A role play is when we get students to pretend to be someone else and to imagine that they are in a particular situation. The main aim of role plays is to provide freer speaking practice
Why should students pretend?
- It allows you to cover a wide range of topics.
- To practice various structures and vocabulary items.
- To feel more relaxed.
- To imitate real life communication.
Setting up role plays in class.
- The preparation stage.
These are the areas to be covered in this stage:
- Setting a context and teaching any necessary vocabulary. The context may be a reading or a listening text.
- Presenting and practicing language: Grammar, vocabulary and necessary phrases.
- Time to read the role. Remember to make the situation very clear before you distribute the role cards. Who are they? Parents and their children? A doctor and his patient? What is the situation? Maybe the son came home late, or the patient has an illness, or the teacher has to talk to the student about his bad marks. Then distribute the role cards. It is useful to check the students’ understanding of the roles.
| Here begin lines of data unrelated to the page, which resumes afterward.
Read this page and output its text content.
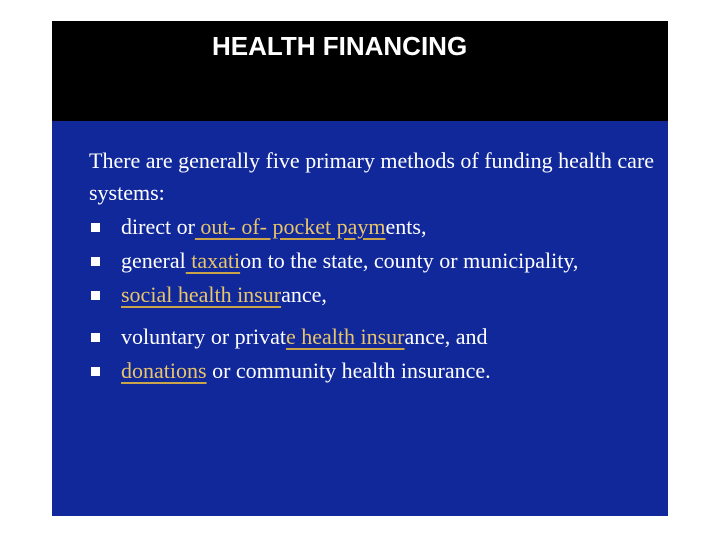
HEALTH FINANCING

There are generally five primary methods of funding health care systems:

direct or out- of- pocket payments,
general taxation to the state, county or municipality,
social health insurance,
voluntary or private health insurance, and
donations or community health insurance.
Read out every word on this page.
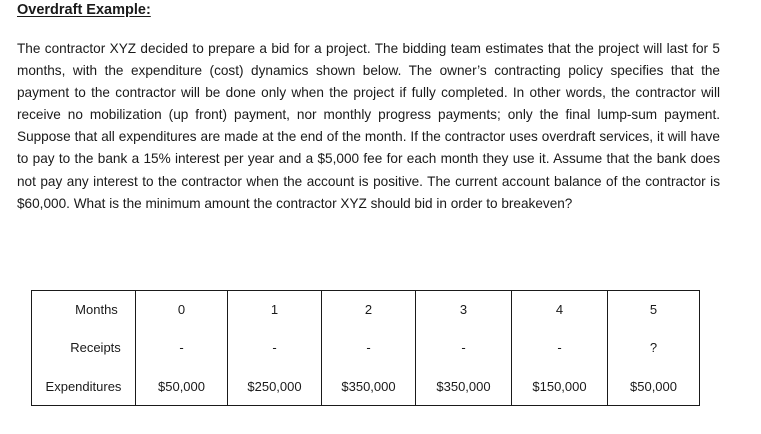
Overdraft Example:

The contractor XYZ decided to prepare a bid for a project. The bidding team estimates that the project will last for 5 months, with the expenditure (cost) dynamics shown below. The owner’s contracting policy specifies that the payment to the contractor will be done only when the project if fully completed. In other words, the contractor will receive no mobilization (up front) payment, nor monthly progress payments; only the final lump-sum payment. Suppose that all expenditures are made at the end of the month. If the contractor uses overdraft services, it will have to pay to the bank a 15% interest per year and a $5,000 fee for each month they use it. Assume that the bank does not pay any interest to the contractor when the account is positive. The current account balance of the contractor is $60,000. What is the minimum amount the contractor XYZ should bid in order to breakeven?

Months	0	1	2	3	4	5
Receipts	-	-	-	-	-	?
Expenditures	$50,000	$250,000	$350,000	$350,000	$150,000	$50,000
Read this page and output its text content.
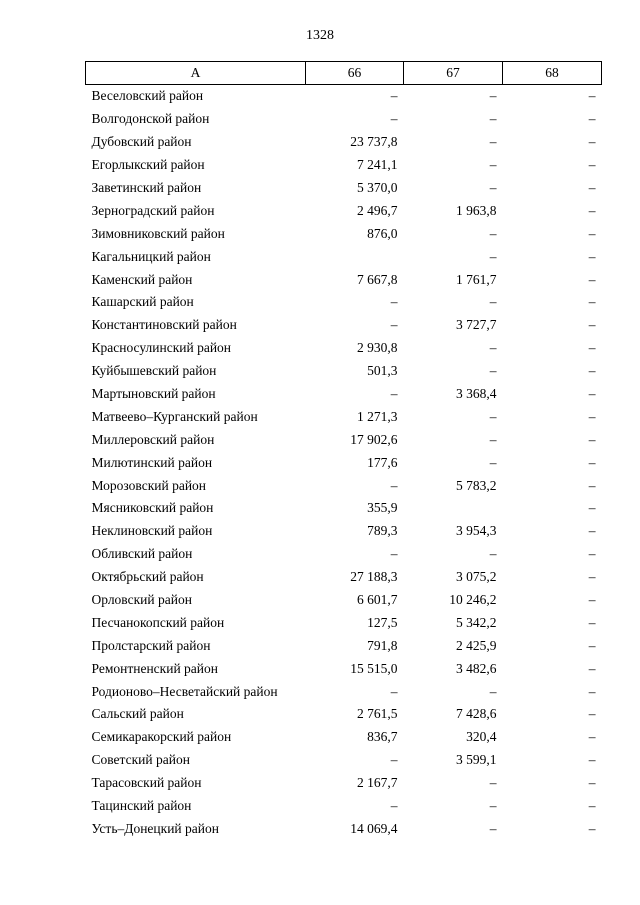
1328
А	66	67	68
Веселовский район	–	–	–
Волгодонской район	–	–	–
Дубовский район	23 737,8	–	–
Егорлыкский район	7 241,1	–	–
Заветинский район	5 370,0	–	–
Зерноградский район	2 496,7	1 963,8	–
Зимовниковский район	876,0	–	–
Кагальницкий район		–	–
Каменский район	7 667,8	1 761,7	–
Кашарский район	–	–	–
Константиновский район	–	3 727,7	–
Красносулинский район	2 930,8	–	–
Куйбышевский район	501,3	–	–
Мартыновский район	–	3 368,4	–
Матвеево–Курганский район	1 271,3	–	–
Миллеровский район	17 902,6	–	–
Милютинский район	177,6	–	–
Морозовский район	–	5 783,2	–
Мясниковский район	355,9		–
Неклиновский район	789,3	3 954,3	–
Обливский район	–	–	–
Октябрьский район	27 188,3	3 075,2	–
Орловский район	6 601,7	10 246,2	–
Песчанокопский район	127,5	5 342,2	–
Пролстарский район	791,8	2 425,9	–
Ремонтненский район	15 515,0	3 482,6	–
Родионово–Несветайский район	–	–	–
Сальский район	2 761,5	7 428,6	–
Семикаракорский район	836,7	320,4	–
Советский район	–	3 599,1	–
Тарасовский район	2 167,7	–	–
Тацинский район	–	–	–
Усть–Донецкий район	14 069,4	–	–
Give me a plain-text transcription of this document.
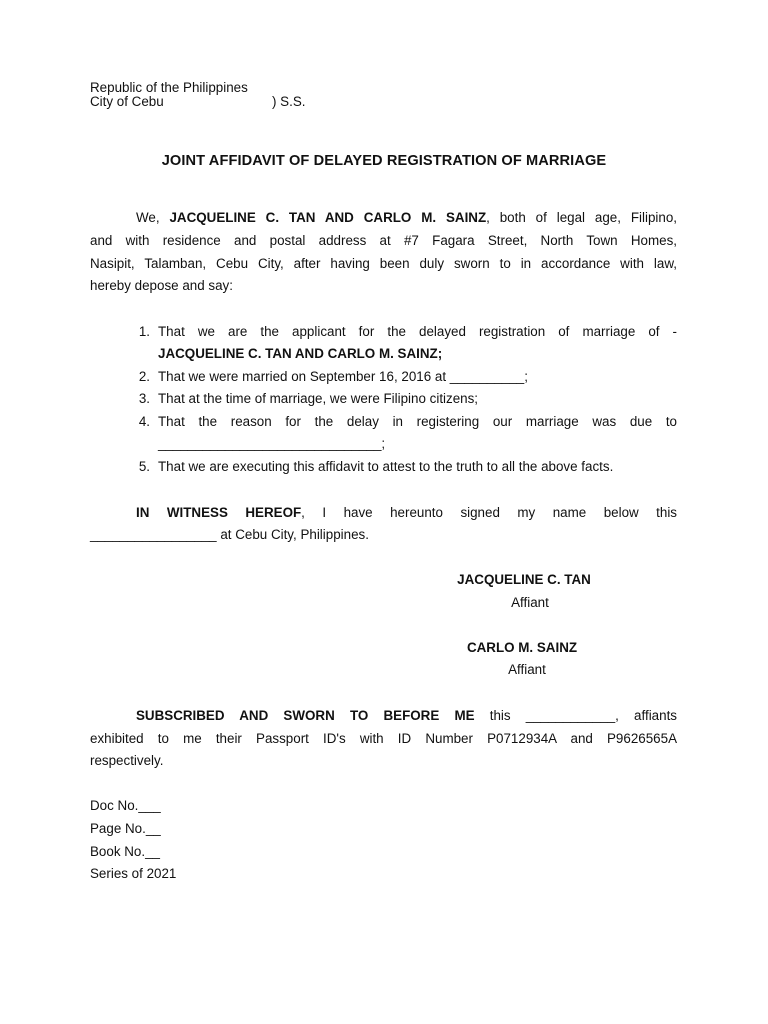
Republic of the Philippines
City of Cebu	) S.S.
JOINT AFFIDAVIT OF DELAYED REGISTRATION OF MARRIAGE
We, JACQUELINE C. TAN AND CARLO M. SAINZ, both of legal age, Filipino,
and with residence and postal address at #7 Fagara Street, North Town Homes,
Nasipit, Talamban, Cebu City, after having been duly sworn to in accordance with law,
hereby depose and say:
1. That we are the applicant for the delayed registration of marriage of -
JACQUELINE C. TAN AND CARLO M. SAINZ;
2. That we were married on September 16, 2016 at __________;
3. That at the time of marriage, we were Filipino citizens;
4. That the reason for the delay in registering our marriage was due to
______________________________;
5. That we are executing this affidavit to attest to the truth to all the above facts.
IN WITNESS HEREOF, I have hereunto signed my name below this
_________________ at Cebu City, Philippines.
JACQUELINE C. TAN
Affiant
CARLO M. SAINZ
Affiant
SUBSCRIBED AND SWORN TO BEFORE ME this ____________, affiants
exhibited to me their Passport ID's with ID Number P0712934A and P9626565A
respectively.
Doc No.___
Page No.__
Book No.__
Series of 2021
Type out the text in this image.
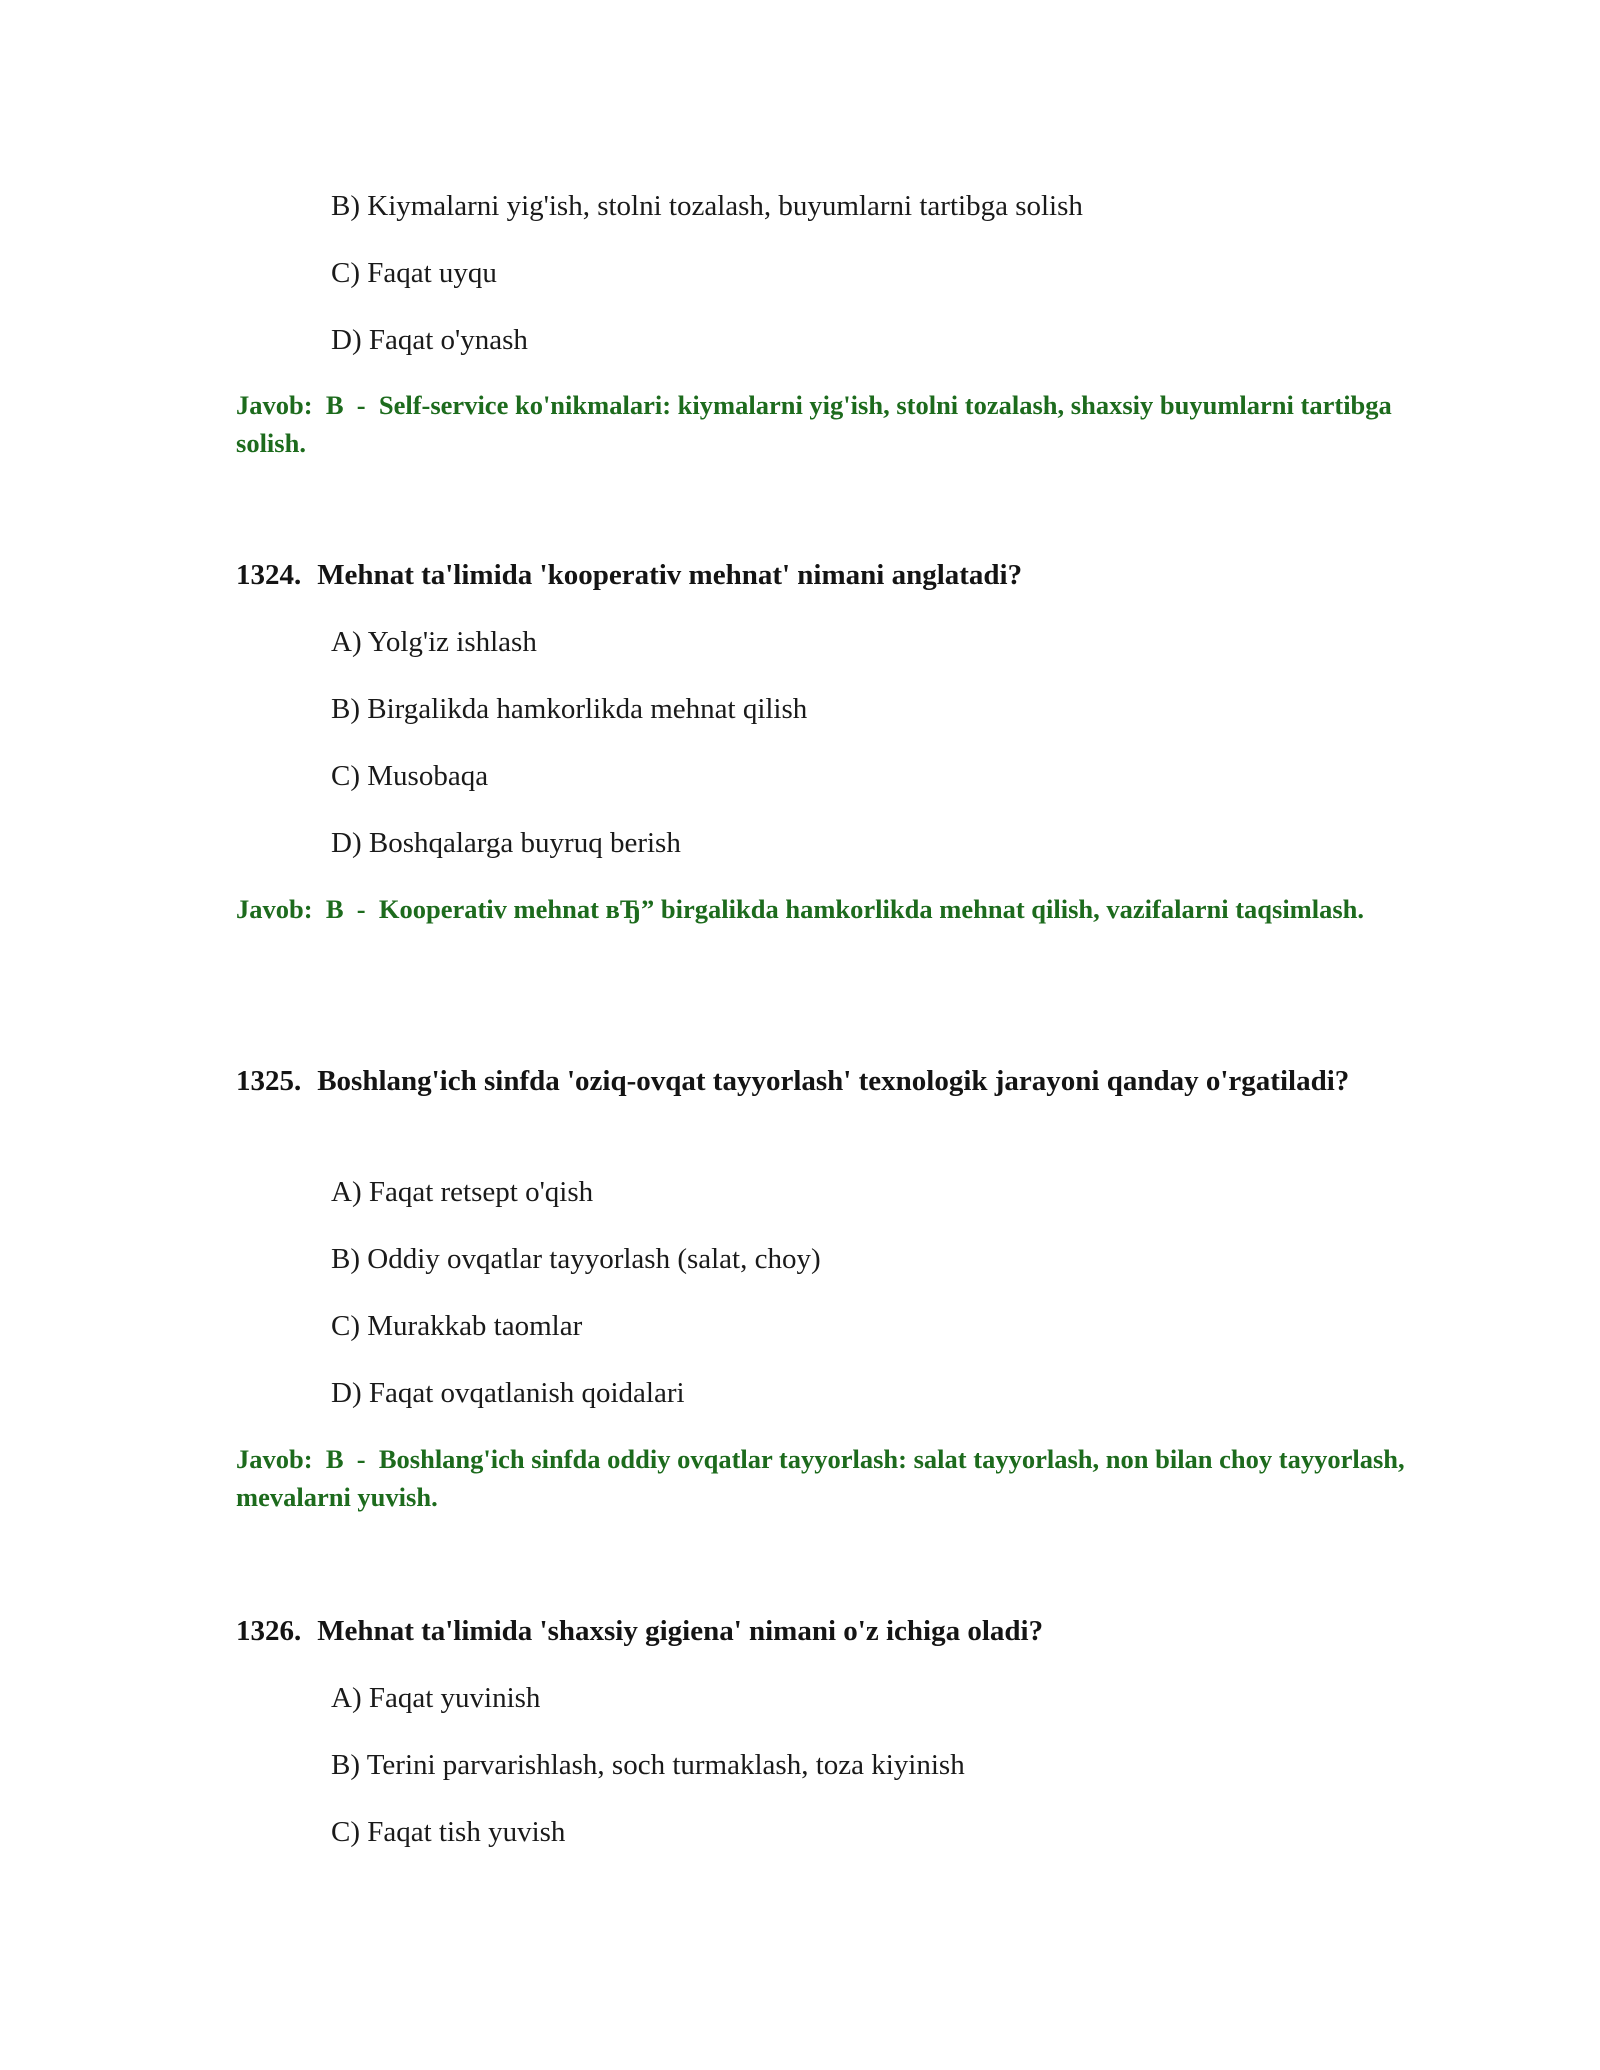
B) Kiymalarni yig'ish, stolni tozalash, buyumlarni tartibga solish
C) Faqat uyqu
D) Faqat o'ynash
Javob: B - Self-service ko'nikmalari: kiymalarni yig'ish, stolni tozalash, shaxsiy buyumlarni tartibga solish.
1324. Mehnat ta'limida 'kooperativ mehnat' nimani anglatadi?
A) Yolg'iz ishlash
B) Birgalikda hamkorlikda mehnat qilish
C) Musobaqa
D) Boshqalarga buyruq berish
Javob: B - Kooperativ mehnat вЂ” birgalikda hamkorlikda mehnat qilish, vazifalarni taqsimlash.
1325. Boshlang'ich sinfda 'oziq-ovqat tayyorlash' texnologik jarayoni qanday o'rgatiladi?
A) Faqat retsept o'qish
B) Oddiy ovqatlar tayyorlash (salat, choy)
C) Murakkab taomlar
D) Faqat ovqatlanish qoidalari
Javob: B - Boshlang'ich sinfda oddiy ovqatlar tayyorlash: salat tayyorlash, non bilan choy tayyorlash, mevalarni yuvish.
1326. Mehnat ta'limida 'shaxsiy gigiena' nimani o'z ichiga oladi?
A) Faqat yuvinish
B) Terini parvarishlash, soch turmaklash, toza kiyinish
C) Faqat tish yuvish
This can be done by asking basic comprehension questions. Eg. What time is it? How old is your son? How are you feeling?
- The practice stage.
Time to think of useful language and phrases. A pyramid discussion-type-task can be useful for this. First, students think of some useful language on their own, then they check this with a partner. Next, they work in a bigger group of three or four. Therefore, by the end of the discussion, they have a large phrase bank which they can use. They have had the support and received confidence from their classmates. This is very useful especially for shy or weak students.
- The role play.
We need to change the student pairings in this stage, and student A does the role play with student B. The teacher’s role here is to monitor, listening for examples of language use – both good examples and language that isn’t used correctly.
Content feedback – a simple discussion on how the role play went. You could ask students for something that their partner said, or what the result of the role play was.
Language feedback – this is where you can show good examples of language that you heard, and also work on common language mistakes that happened during the role play.